Avant de fermer le classeur, elle prend soin d'écrire à l’encre noire « Elmer - 28 ».
— Vingt-huit. Déjà ! s’étonne-t-elle, même si elle sait que les dix premiers ne sont pas d’elle.
Les minutes défilent. Ce n’est pas le moment de voyager, mais son esprit a envie de vagabonder. Il fait chaud. La radio est allumée. Debout, près de la table, maman chantonne. Maman a une jolie voix. Elle aime bien quand maman chante. Maman est heureuse. Assise sur sa petite chaise violette, sa poupée sur les genoux, elle l’écoute fredonner. Ne pas bouger. Ne pas pleurer. Maman répète qu’à quatre ans, on est une grande fille. Elle ne doit pas la décevoir. Ne rien dire. Ne rien demander. Maman est très occupée. Maman est agile. Maman sautille. Elle coupe, tranche, scie papa sur la table de la cuisine. Il a été très méchant. De temps en temps, maman lève la tête vers elle. Elle lui sourit. Ça lui fait comme des petits bisous tout doux partout. Elle a de la chance d’avoir une aussi gentille maman. Les mois se suivent. Maman continue de découper les méchants papas qui font du mal aux mamans et aux enfants. Elle aussi veut découper les méchants. Elle demande à maman. Maman rit, mais refuse. Elle est triste. Elle insiste. Maman dit qu’elle est encore trop petite pour ça, mais qu’elle peut l’aider à nettoyer le sang. Ça sent pas bon ; c’est chaud et visqueux. Elle aime bien aider maman. Maman raconte à mamie qu’elle a désormais une assistante. Elle est fière. Mamie la félicite.

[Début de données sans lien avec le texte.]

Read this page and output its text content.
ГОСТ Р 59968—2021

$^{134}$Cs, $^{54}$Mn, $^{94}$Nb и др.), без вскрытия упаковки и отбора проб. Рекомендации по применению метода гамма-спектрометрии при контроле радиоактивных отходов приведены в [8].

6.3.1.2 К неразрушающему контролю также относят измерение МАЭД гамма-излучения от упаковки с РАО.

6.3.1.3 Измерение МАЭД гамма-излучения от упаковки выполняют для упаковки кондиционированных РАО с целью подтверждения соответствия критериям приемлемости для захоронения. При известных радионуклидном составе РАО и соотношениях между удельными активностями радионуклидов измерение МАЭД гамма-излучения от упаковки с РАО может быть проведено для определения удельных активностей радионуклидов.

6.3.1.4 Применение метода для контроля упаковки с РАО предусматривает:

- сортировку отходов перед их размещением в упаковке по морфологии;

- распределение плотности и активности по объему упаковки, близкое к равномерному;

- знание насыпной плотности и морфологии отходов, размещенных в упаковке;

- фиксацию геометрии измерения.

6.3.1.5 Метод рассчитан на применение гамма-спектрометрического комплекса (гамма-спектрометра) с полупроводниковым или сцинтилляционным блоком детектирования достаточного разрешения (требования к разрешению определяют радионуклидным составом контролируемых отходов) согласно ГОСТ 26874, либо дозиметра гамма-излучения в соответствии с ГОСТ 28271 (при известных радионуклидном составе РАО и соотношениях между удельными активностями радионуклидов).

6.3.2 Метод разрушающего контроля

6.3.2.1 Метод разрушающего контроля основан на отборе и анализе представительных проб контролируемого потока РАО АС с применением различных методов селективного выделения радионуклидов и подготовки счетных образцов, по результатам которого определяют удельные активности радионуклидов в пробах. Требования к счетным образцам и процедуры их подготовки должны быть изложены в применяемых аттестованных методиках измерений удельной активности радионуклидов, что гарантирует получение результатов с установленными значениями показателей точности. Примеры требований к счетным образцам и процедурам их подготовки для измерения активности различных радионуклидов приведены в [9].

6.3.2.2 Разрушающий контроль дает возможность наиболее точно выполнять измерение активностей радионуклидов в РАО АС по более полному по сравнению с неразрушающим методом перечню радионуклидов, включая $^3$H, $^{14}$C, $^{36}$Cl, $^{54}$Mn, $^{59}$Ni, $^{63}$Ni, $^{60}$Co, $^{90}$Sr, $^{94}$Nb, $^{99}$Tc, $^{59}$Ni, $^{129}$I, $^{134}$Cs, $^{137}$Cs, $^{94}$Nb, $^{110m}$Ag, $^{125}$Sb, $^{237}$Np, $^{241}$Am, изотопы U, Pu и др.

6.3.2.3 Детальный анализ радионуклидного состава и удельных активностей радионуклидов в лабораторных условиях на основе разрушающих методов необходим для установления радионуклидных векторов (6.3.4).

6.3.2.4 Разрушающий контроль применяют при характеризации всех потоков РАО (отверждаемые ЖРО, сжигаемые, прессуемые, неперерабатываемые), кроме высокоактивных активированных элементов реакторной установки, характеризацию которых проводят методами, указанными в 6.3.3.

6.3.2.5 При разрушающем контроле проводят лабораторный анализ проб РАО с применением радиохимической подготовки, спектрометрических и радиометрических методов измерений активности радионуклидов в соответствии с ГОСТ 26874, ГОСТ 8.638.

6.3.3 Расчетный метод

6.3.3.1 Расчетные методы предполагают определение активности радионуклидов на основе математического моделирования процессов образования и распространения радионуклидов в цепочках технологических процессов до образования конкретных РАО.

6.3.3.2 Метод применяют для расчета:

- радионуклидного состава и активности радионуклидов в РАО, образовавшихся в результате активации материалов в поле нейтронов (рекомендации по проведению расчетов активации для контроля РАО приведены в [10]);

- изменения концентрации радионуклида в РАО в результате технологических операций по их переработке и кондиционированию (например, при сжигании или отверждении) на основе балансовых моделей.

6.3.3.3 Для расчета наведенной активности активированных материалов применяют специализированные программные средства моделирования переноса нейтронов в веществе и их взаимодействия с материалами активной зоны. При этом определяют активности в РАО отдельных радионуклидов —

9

Pour ses dix-huit ans, elle reçoit le plus beau des cadeaux : des triplés. Elle n’en revient pas. Mathieu, Maxime et Maxence. Sa mère l’aide à attacher et bâillonner les deux Max. Pour la première fois, c’est elle qui s’assoit. Devant elle, de féeriques volutes de fumées s’échappent de sa tasse de thé. Les trois M sont scotchés. Ils ne s’attendaient pas à un tel goûter. Soudain, un bip retentit et sort Adèle de sa rêverie.
— Allez, Adèle ! prononce-t-elle à haute voix pour se motiver. De la méthode et de la rigueur comme te l’ont enseigné tes professeurs !
Elle ouvre grand les fenêtres. L’air frais en ce début d’automne entre dans ses poumons et dans la chambre tel un doux zéphir soufflant ses premiers soupirs.
De la musique. Il lui faut de la musique pour se donner du rythme. Adèle cherche le morceau que sa mère lui a fait découvrir, quelques jours plus tôt. Il n’est pas récent, mais drôle et entraînant. Les premières notes résonnent dans le charmant cottage. Elle ramasse le Zippo d'Elmer tombé au pied du lit.
— Ah, la, la ! peste-t-elle, ce serait dommage de se tordre une cheville à cause d'un briquet !
Tout en réajustant sa combinaison imperméable, la jeune femme reprend joyeusement le refrain : « Daniela lalalalala. Oh, Daniela. »
Fébrile, elle saisit la scie que sa grand-mère lui a offert ; et c’est parti pour le tronçonnage final. Les deux grands sacs sont d’ailleurs prêts à recevoir Elmer en kit. Grâce à un affûtage parfait, la découpe est un jeu d’enfant. Adèle ressent toujours un petit pincement au moment du dernier va-et-vient de son précieux présent.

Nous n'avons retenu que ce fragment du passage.